The twins' parents, Alba Leticia Álvarez, 23, and Wenceslao Quiej López, 21, a banana packer, live in Belén, a remote hamlet of 300 families some 125 miles southwest of Guatemala City. The town has no potable water or sewage disposal, and no hospital. Like in many parts of rural Guatemala, women do not receive prenatal care. "A midwife will say: 'When your time comes, you'll feel the pain, come get me,' " says John L. Ulmen, honorary consul for Guatemala. So was the case for Álvarez.

After eight days of labor, the midwife finally advised Álvarez to go to a clinic in the next town, Mazatenango, some seven miles away. Doctors there performed an emergency cesarean section and delivered the girls on July 25, 2001. Álvarez was heavily sedated and the next few days, she says, remain fuzzy in her memory. She can't even say how her babies were named. But, Álvarez adds, the first time she saw them, she feared that they would die.

Following their birth, the girls were transferred from the rural clinic to the more technologically advanced Social Security hospital in Guatemala City, where they remained for nearly a year. During that time, the babies were baptized, cut their first teeth and were doted on by the medical staff, while the Fundación Pediátrica Guatemalteca (Pediatric Foundation of Guatemala) interceded on their behalf to find them the surgical care they needed. The foundation called on Healing the Children, a charity based in Spokane, Wash., that helps find medical care for children from developing countries.

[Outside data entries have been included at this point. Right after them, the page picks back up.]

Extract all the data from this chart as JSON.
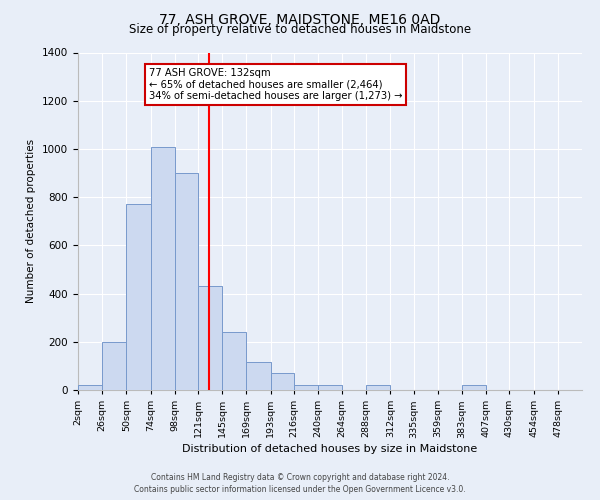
{
  "title": "77, ASH GROVE, MAIDSTONE, ME16 0AD",
  "subtitle": "Size of property relative to detached houses in Maidstone",
  "xlabel": "Distribution of detached houses by size in Maidstone",
  "ylabel": "Number of detached properties",
  "bar_color": "#ccd9f0",
  "bar_edge_color": "#7799cc",
  "fig_bg": "#e8eef8",
  "ax_bg": "#e8eef8",
  "grid_color": "#ffffff",
  "red_line_x": 132,
  "annotation_title": "77 ASH GROVE: 132sqm",
  "annotation_line1": "← 65% of detached houses are smaller (2,464)",
  "annotation_line2": "34% of semi-detached houses are larger (1,273) →",
  "bin_edges": [
    2,
    26,
    50,
    74,
    98,
    121,
    145,
    169,
    193,
    216,
    240,
    264,
    288,
    312,
    335,
    359,
    383,
    407,
    430,
    454,
    478,
    502
  ],
  "bin_counts": [
    20,
    200,
    770,
    1010,
    900,
    430,
    240,
    115,
    70,
    20,
    20,
    0,
    20,
    0,
    0,
    0,
    20,
    0,
    0,
    0,
    0
  ],
  "ylim": [
    0,
    1400
  ],
  "yticks": [
    0,
    200,
    400,
    600,
    800,
    1000,
    1200,
    1400
  ],
  "tick_labels": [
    "2sqm",
    "26sqm",
    "50sqm",
    "74sqm",
    "98sqm",
    "121sqm",
    "145sqm",
    "169sqm",
    "193sqm",
    "216sqm",
    "240sqm",
    "264sqm",
    "288sqm",
    "312sqm",
    "335sqm",
    "359sqm",
    "383sqm",
    "407sqm",
    "430sqm",
    "454sqm",
    "478sqm"
  ],
  "footer1": "Contains HM Land Registry data © Crown copyright and database right 2024.",
  "footer2": "Contains public sector information licensed under the Open Government Licence v3.0."
}
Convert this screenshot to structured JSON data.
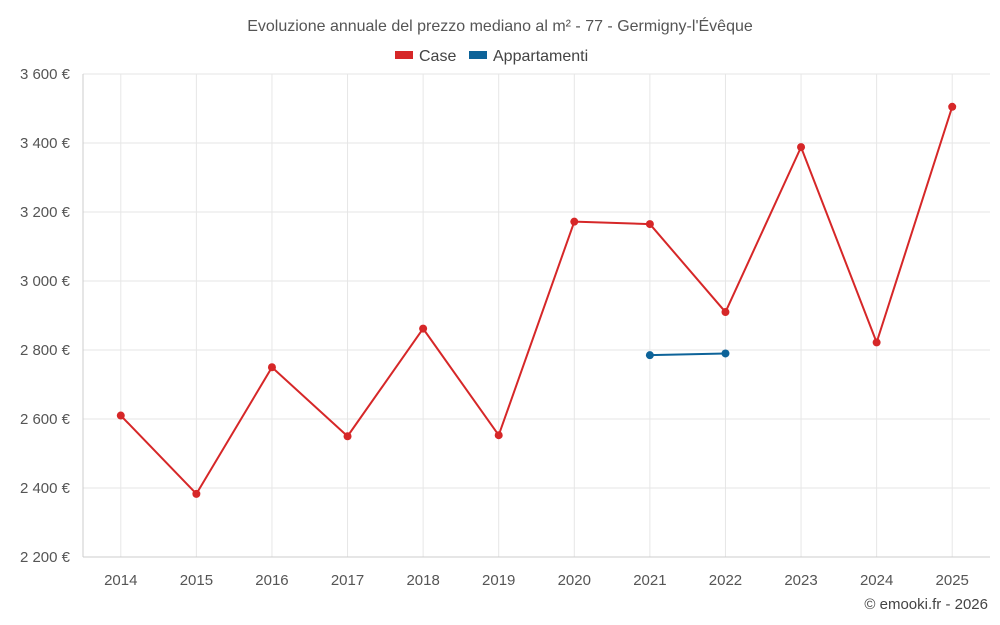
{
  "chart_data": {
    "type": "line",
    "title": "Evoluzione annuale del prezzo mediano al m² - 77 - Germigny-l'Évêque",
    "x": [
      "2014",
      "2015",
      "2016",
      "2017",
      "2018",
      "2019",
      "2020",
      "2021",
      "2022",
      "2023",
      "2024",
      "2025"
    ],
    "series": [
      {
        "name": "Case",
        "color": "#d62728",
        "values": [
          2610,
          2383,
          2750,
          2550,
          2862,
          2553,
          3172,
          3165,
          2910,
          3388,
          2822,
          3505
        ]
      },
      {
        "name": "Appartamenti",
        "color": "#0d6399",
        "values": [
          null,
          null,
          null,
          null,
          null,
          null,
          null,
          2785,
          2790,
          null,
          null,
          null
        ]
      }
    ],
    "ylim": [
      2200,
      3600
    ],
    "yticks": [
      2200,
      2400,
      2600,
      2800,
      3000,
      3200,
      3400,
      3600
    ],
    "ytick_labels": [
      "2 200 €",
      "2 400 €",
      "2 600 €",
      "2 800 €",
      "3 000 €",
      "3 200 €",
      "3 400 €",
      "3 600 €"
    ],
    "xlabel": "",
    "ylabel": "",
    "grid": true,
    "legend_position": "top-center",
    "credit": "© emooki.fr - 2026"
  }
}
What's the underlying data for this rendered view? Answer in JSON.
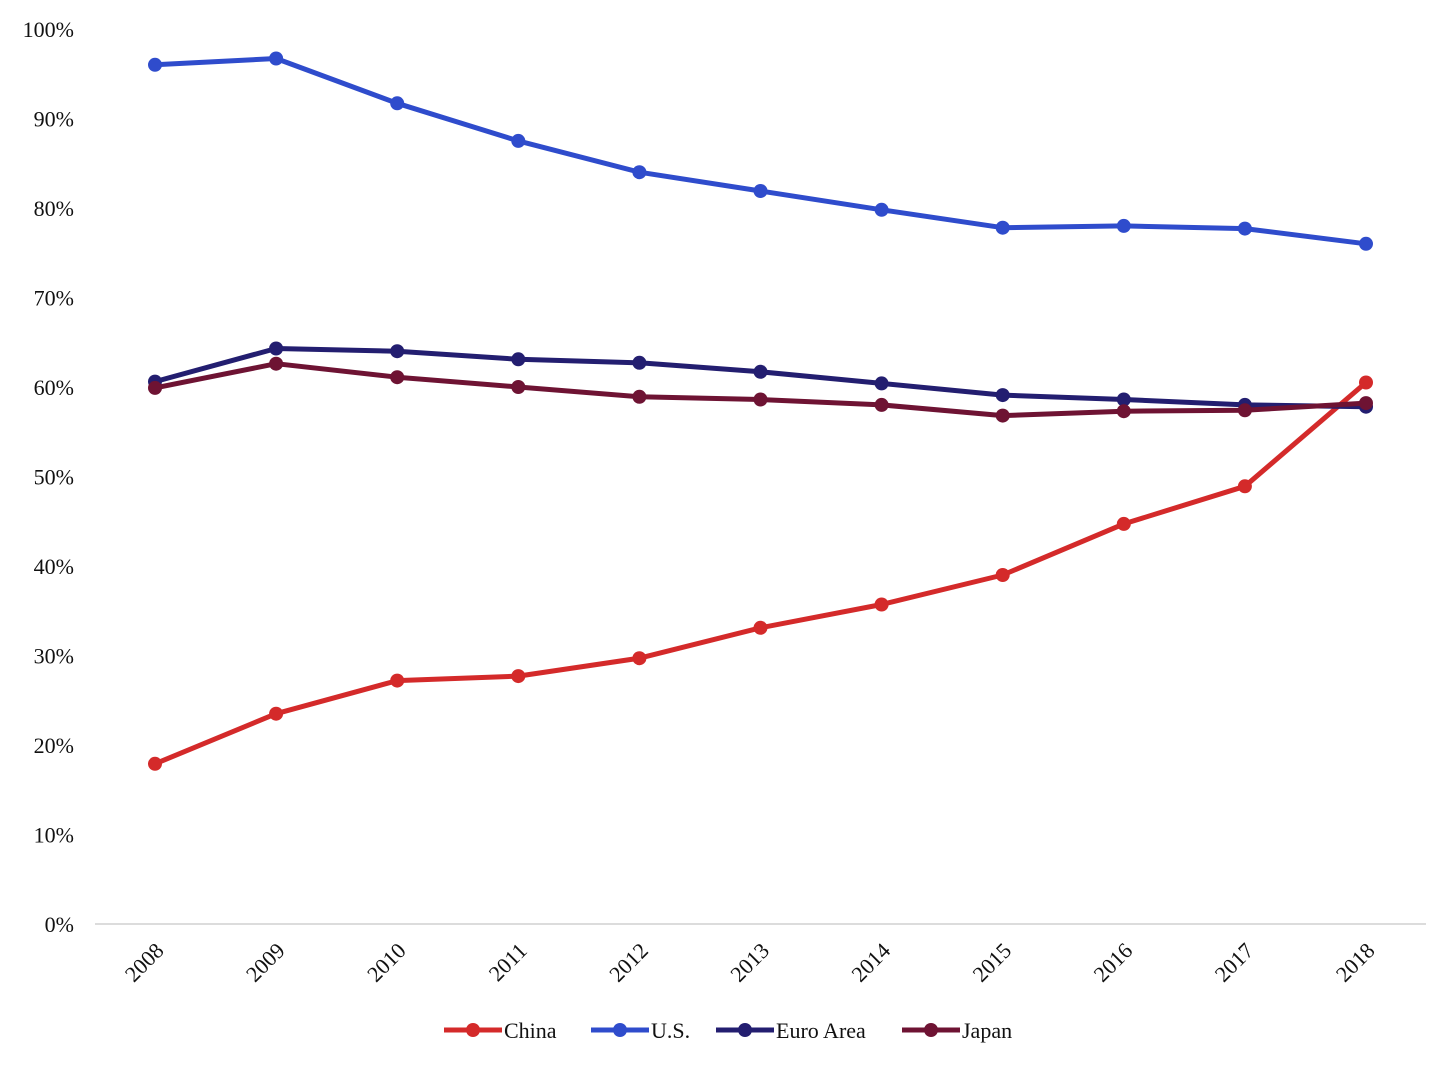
{
  "chart_data": {
    "type": "line",
    "title": "",
    "xlabel": "",
    "ylabel": "",
    "x": [
      "2008",
      "2009",
      "2010",
      "2011",
      "2012",
      "2013",
      "2014",
      "2015",
      "2016",
      "2017",
      "2018"
    ],
    "ylim": [
      0,
      100
    ],
    "yticks": [
      "0%",
      "10%",
      "20%",
      "30%",
      "40%",
      "50%",
      "60%",
      "70%",
      "80%",
      "90%",
      "100%"
    ],
    "grid": false,
    "legend_position": "bottom",
    "series": [
      {
        "name": "China",
        "color": "#d42a2a",
        "values": [
          17.9,
          23.5,
          27.2,
          27.7,
          29.7,
          33.1,
          35.7,
          39.0,
          44.7,
          48.9,
          60.5
        ]
      },
      {
        "name": "U.S.",
        "color": "#2f4ccc",
        "values": [
          96.0,
          96.7,
          91.7,
          87.5,
          84.0,
          81.9,
          79.8,
          77.8,
          78.0,
          77.7,
          76.0
        ]
      },
      {
        "name": "Euro Area",
        "color": "#231e70",
        "values": [
          60.6,
          64.3,
          64.0,
          63.1,
          62.7,
          61.7,
          60.4,
          59.1,
          58.6,
          58.0,
          57.8
        ]
      },
      {
        "name": "Japan",
        "color": "#6e1333",
        "values": [
          59.9,
          62.6,
          61.1,
          60.0,
          58.9,
          58.6,
          58.0,
          56.8,
          57.3,
          57.4,
          58.2
        ]
      }
    ]
  }
}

By coincidence around this time, Jorge Lazareff, UCLA's director of pediatric neurosurgery, wrote a letter to Healing the Children. Having gone to Romania twice on pro-bono medical missions to aid orphans, he wanted to offer the charity his contacts. But what Healing the Children needed was a neurosurgeon stat for a trip to Guatemala, and it turned to the Argentine-born doctor.